Of the 15 or so US-funded projects in Kamdesh so far, half of the biggest ones are now being handed over to the Provincial Reconstruction Teams (PRT), which are purpose-built US military units that are being deployed across eastern Afghanistan in areas controlled by US forces. Each PRT includes two civilian engineers and civil affairs officers to handle big-ticket projects like roads and bridges.

Small, high-visibility projects will still be run by individual squadrons, at least here with the 3-71 Cav., so that US patrols have a reason to keep visiting villages to assess progress and make their presence felt.

"We are improving our methods, though there are still shortfalls," says Sugrue.

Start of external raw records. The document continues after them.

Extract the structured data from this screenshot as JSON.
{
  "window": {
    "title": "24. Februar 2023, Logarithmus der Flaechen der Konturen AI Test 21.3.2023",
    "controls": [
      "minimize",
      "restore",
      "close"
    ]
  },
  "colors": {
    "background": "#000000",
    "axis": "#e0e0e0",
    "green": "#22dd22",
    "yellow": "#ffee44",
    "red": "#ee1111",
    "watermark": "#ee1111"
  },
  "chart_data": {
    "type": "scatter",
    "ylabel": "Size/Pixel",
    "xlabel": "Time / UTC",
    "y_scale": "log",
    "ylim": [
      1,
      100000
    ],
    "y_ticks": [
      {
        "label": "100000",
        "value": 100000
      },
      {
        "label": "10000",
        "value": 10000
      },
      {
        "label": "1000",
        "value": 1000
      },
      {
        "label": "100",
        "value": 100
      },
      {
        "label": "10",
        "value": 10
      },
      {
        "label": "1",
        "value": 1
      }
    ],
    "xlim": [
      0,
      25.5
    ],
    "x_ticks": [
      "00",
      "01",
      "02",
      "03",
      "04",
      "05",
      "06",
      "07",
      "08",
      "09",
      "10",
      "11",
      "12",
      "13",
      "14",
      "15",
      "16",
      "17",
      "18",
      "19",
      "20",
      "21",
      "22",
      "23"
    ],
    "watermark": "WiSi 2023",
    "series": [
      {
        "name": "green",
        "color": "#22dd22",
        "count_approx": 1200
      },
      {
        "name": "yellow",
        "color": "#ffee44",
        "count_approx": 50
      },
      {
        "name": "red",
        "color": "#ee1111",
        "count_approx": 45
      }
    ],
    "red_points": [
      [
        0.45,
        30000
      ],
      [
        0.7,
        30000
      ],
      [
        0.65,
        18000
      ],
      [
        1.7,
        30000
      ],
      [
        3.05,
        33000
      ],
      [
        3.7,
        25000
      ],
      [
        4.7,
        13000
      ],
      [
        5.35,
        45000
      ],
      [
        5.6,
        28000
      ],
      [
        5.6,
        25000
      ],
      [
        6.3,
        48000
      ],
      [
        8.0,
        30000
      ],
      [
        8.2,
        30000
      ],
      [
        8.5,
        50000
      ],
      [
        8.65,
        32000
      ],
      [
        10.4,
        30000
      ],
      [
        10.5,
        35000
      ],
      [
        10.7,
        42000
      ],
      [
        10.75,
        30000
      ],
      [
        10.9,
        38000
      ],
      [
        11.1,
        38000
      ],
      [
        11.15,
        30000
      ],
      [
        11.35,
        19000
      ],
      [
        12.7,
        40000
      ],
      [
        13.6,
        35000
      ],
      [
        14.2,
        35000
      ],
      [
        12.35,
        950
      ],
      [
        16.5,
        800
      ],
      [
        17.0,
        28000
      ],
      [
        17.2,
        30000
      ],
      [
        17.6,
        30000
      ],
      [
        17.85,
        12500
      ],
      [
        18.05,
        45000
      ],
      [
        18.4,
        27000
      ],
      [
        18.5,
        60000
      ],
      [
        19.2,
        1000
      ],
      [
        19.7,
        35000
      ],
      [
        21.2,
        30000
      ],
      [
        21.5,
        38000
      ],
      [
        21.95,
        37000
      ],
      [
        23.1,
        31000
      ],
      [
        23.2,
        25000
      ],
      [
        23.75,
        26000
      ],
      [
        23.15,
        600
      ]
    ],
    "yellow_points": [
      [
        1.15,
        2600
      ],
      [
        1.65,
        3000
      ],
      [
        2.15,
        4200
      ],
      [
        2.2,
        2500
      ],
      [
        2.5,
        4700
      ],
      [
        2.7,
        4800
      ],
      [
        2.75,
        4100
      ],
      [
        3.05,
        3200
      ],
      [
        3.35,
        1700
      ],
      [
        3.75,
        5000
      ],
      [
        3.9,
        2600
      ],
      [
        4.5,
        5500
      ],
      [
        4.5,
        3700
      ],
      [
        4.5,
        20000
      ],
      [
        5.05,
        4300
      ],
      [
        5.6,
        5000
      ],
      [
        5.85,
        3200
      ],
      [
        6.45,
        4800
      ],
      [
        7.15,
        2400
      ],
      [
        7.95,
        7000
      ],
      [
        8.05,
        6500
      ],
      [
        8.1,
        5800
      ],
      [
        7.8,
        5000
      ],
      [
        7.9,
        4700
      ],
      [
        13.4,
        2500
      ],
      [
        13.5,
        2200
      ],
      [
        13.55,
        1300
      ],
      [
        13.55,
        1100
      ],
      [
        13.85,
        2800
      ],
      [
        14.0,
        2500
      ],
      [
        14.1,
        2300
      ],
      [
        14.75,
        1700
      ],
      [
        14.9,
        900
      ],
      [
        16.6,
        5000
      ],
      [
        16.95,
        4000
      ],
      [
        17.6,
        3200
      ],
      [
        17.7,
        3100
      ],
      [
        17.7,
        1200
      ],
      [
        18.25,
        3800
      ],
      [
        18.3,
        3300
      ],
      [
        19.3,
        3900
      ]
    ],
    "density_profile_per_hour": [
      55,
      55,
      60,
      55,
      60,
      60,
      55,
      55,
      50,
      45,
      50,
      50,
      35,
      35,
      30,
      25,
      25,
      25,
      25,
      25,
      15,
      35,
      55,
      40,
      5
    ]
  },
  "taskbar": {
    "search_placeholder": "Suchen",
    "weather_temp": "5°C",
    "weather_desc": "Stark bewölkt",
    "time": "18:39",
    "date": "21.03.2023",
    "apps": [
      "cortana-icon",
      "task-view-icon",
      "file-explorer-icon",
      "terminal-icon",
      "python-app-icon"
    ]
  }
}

Elders understand the long-term importance of such projects for the community, he says, though many villagers are illiterate and see the projects solely as a "job for three months swinging a hammer."

But there are larger issues at stake for some. At the same lunch, Mir Mohamed Khan, an elder from nearby Nangal village – where Army money will help to complete a previous drinking water project started by a European-funded agency called Afghan Aid – breaks off a piece of grilled chicken and wraps it in bread.

He says that recent US shelling from this base at insurgents who had attacked with rockets overshot the target. "They fired from the first village, and you almost hit the third village," says Mr. Khan. "If you come to our village, everyone will let you know where they fired from."

Outside, Khan pointed to the configuration of hills, where he said shepherds had seen insurgents in action. They had been trained by Pakistani intelligence, he claimed, and in religious schools."

"They call it a religious way, but it is not a religious way," says Khan. "They are enemies of both of us....The enemies are trying to stop reconstruction, but they will never do it."